Psychological benefit of violence
Some political doctrines predispose their adherents to the use of violence. Like other major monotheisms, Islam does not forbid violence on behalf of religiously sanctioned causes, but neither does it encourage it, according to Lisa Anderson, a foremost writer on political Islam. Is Jamaat-Shibir interpreting saving of their leaders from war crime trials as a religiously sanctioned cause? The substantive dogma of Islam does not tell us when or why its followers will resort to violence to further its cause. However, Franz Fanon’s famous defence of the psychological benefits of violence in political struggle is a case in point. Apparently, Jamaat-Shibir is taking this notion of psychological benefits of violence to further their cause. To gain psychological advantage it carried out the violent attacks on their rival students’ organizations in different educational institutions in the country. In an attempt to show their strength, this time they have decided to attack the law enforcers. No other political organization or group dared to swoop on the police the way Jamaat-Shibir did in recent weeks.
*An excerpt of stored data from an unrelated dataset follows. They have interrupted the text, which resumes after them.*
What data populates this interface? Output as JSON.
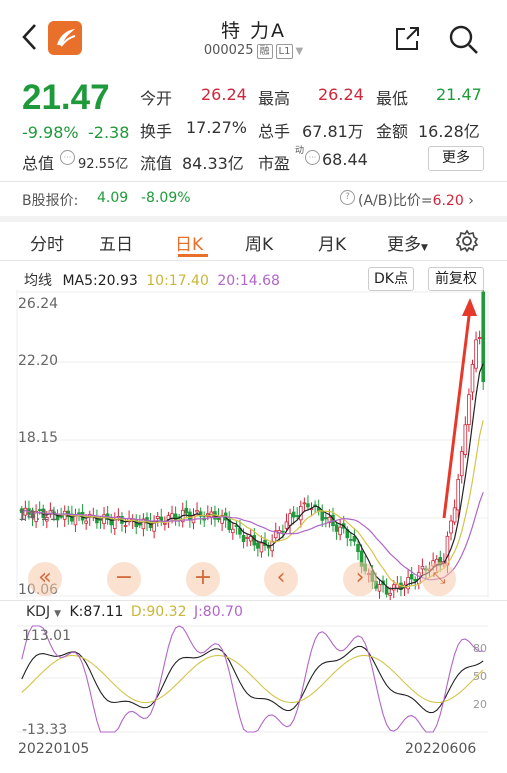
{
  "header": {
    "stock_name": "特 力A",
    "stock_code": "000025",
    "tag_margin": "融",
    "tag_level": "L1"
  },
  "quote": {
    "price": "21.47",
    "change_pct": "-9.98%",
    "change_amt": "-2.38",
    "open_label": "今开",
    "open": "26.24",
    "high_label": "最高",
    "high": "26.24",
    "low_label": "最低",
    "low": "21.47",
    "turnover_label": "换手",
    "turnover": "17.27%",
    "volume_label": "总手",
    "volume": "67.81万",
    "amount_label": "金额",
    "amount": "16.28亿",
    "mktcap_label": "总值",
    "mktcap": "92.55亿",
    "float_label": "流值",
    "float": "84.33亿",
    "pe_label": "市盈",
    "pe_sup": "动",
    "pe": "68.44",
    "more_label": "更多"
  },
  "b_share": {
    "label": "B股报价:",
    "price": "4.09",
    "change": "-8.09%",
    "ratio_label": "(A/B)比价=",
    "ratio": "6.20"
  },
  "tabs": [
    "分时",
    "五日",
    "日K",
    "周K",
    "月K",
    "更多"
  ],
  "active_tab": "日K",
  "ma_bar": {
    "label": "均线",
    "ma5": "MA5:20.93",
    "ma10": "10:17.40",
    "ma20": "20:14.68",
    "dk_button": "DK点",
    "adjust_button": "前复权"
  },
  "price_axis": [
    "26.24",
    "22.20",
    "18.15",
    "14.11",
    "10.06"
  ],
  "kdj_bar": {
    "label": "KDJ",
    "k": "K:87.11",
    "d": "D:90.32",
    "j": "J:80.70"
  },
  "kdj_axis": {
    "top": "113.01",
    "bottom": "-13.33",
    "r80": "80",
    "r50": "50",
    "r20": "20"
  },
  "date_range": {
    "start": "20220105",
    "end": "20220606"
  },
  "colors": {
    "up": "#d0253a",
    "down": "#1f9a3a",
    "ma5": "#222222",
    "ma10": "#d4c44a",
    "ma20": "#b066c8",
    "accent": "#e8702a"
  },
  "chart_data": {
    "type": "candlestick",
    "y_range": [
      10.06,
      26.24
    ],
    "kdj_range": [
      -13.33,
      113.01
    ],
    "last_close": 21.47,
    "last_open": 26.24,
    "last_high": 26.24,
    "last_low": 21.47
  }
}
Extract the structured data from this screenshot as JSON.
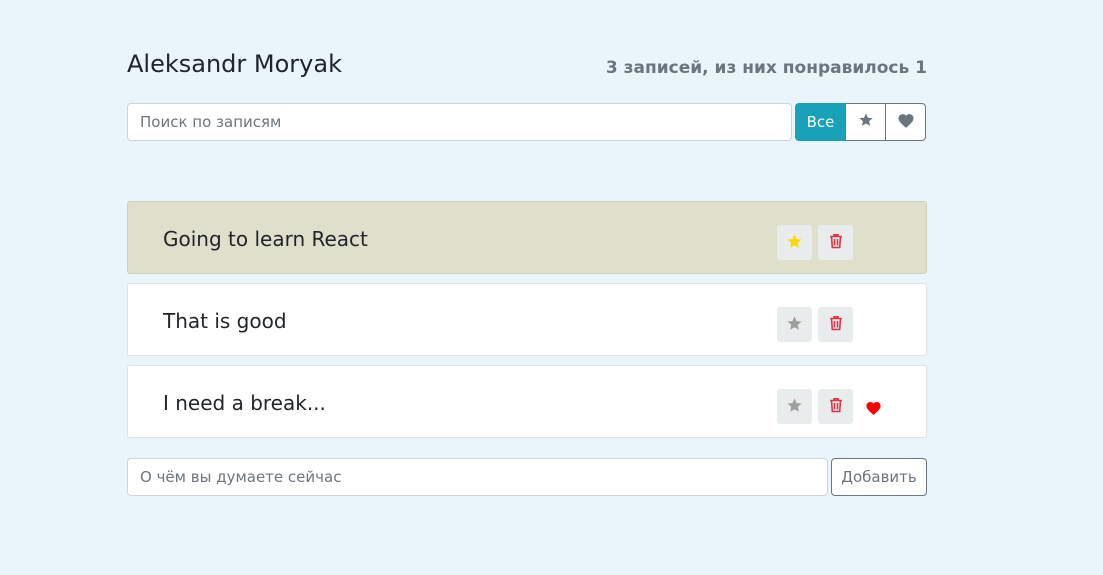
{
  "header": {
    "title": "Aleksandr Moryak",
    "stats": "3 записей, из них понравилось 1"
  },
  "search": {
    "placeholder": "Поиск по записям",
    "value": ""
  },
  "filters": {
    "all_label": "Все",
    "active": "all",
    "favorites_icon": "star-icon",
    "liked_icon": "heart-icon"
  },
  "posts": [
    {
      "label": "Going to learn React",
      "important": true,
      "liked": false
    },
    {
      "label": "That is good",
      "important": false,
      "liked": false
    },
    {
      "label": "I need a break...",
      "important": false,
      "liked": true
    }
  ],
  "add_form": {
    "placeholder": "О чём вы думаете сейчас",
    "value": "",
    "button_label": "Добавить"
  },
  "colors": {
    "background": "#e9f4fb",
    "accent": "#17a2b8",
    "important_row": "#dfdfcc",
    "star_active": "#ffd700",
    "star_inactive": "#9e9e9e",
    "trash": "#dc3545",
    "heart": "#ff0000"
  }
}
Rather than looking to the substance of Islam, some groups are interpreting the political doctrines for a wiliness to embrace violent means to a desired ends though Islam condemns terrorism and suicide. “Take not life, which Allah hath made sacred, except by way of justice and law”, the Quranic verse (6:151) clearly and categorically declared. Does Jamaat adhere to this Quranic verse?
Jihad in Islam
About Jihad, there are so many mis-interpretations. To many Islamists, Jihad means ‘holy war’. According to Mir Zohair Husain, another prominent writer on Islamism, the term Jihad is derived from the Arabic root jhd, which means ‘to strive’, ‘to endeavour’ or to ‘struggle in the way of God’. The term does not merely mean ‘holy war’. Ideally Jihad has three meanings: a battle against evils within oneself (personal jihad); a battle against evils within Muslim community (ummaic jihad); and a struggle against aggressors who are not practicing Muslims (Martial jihad). Martial or violent jihad is referred to in Islam as jihad-i-asghar (literally, the lesser or smaller jihad). Martial jihad should be used to protect and to promote the integrity of Islam and to defend the ummah against hostile non-believers. Personal jihad or jihad-i-akbar is the greatest jihad for any Muslim while ummaic jihad also represents the non-violent struggle for freedom and justice within the dar-al-Islam (Islamic state). Neither of the three above meanings of jihad permits Islamists to wage violent jihad in a predominantly Muslim country like Bangladesh.
ICS branded as a terrorist organization
Islami Chattra Shibir (ICS), the student wing of the Bangladesh Jamaat-e-Islami is branded as a terrorist organization by the US-based National Consortium for the Study of Terrorism and the Responses to Terrorism (START). START (http://www.start.umd.edu) is a project funded by the US Homeland Security and it is based in the University of Maryland. The terrorism profile is prepared by the Memorial Institute for the Prevention of Terrorism, another project supported by the Department of Justice and Homeland Security.
According to the profile, the current goal of the ICS is to dedicate itself to the establishment of an Islamic system of education in Bangladesh and the foundation of an Islamic state. It is an active student-militant organization with a large but unknown number of members. It has shown no hesitation to use violence to further its aims.
The US research body also said the ICS is directly funded by the Jamaat-e-Islami, the largest Islamic political party in Bangladesh. Although ICS is founded as a legitimate students’ organization, it is now an extremely militant organization linked to numerous acts of violence over the years. In addition, the group has also been linked to a number of larger terrorist organizations both in Bangladesh and internationally.
According to the research portal, the violence perpetrated by the ICS can generally be put in two categories. The first category involves inter-fighting between the ICS and other student organizations on university campuses. The second category of violence includes general terrorism beyond the borders of educational institutions. The ICS has been blamed for numerous terrorist attacks throughout Bangladesh.
The research also found the ICS linked to several largest terrorist organizations. It is considered to be nothing more than a recruiting ground for Bangladeshi terrorist groups such as Harkat ul-Jihad and Jamatul Mujahedin. Some others however view ICS as a front for Jamaat-e-Islami terrorist operations. The ICS has also been linked to international groups such as the Taliban and al-Qaeda but concrete linkages have never been established.
If the Franz Fanon’s theory of psychological benefits of violence works for the Jamaat-Shibir, the country would embrace similar violent activities in the future. It’s time for the government to take decisive action.
Md Asiuzzaman teaches journalism at the Media Studies and Journalism department of the University of Liberal Arts Bangladesh.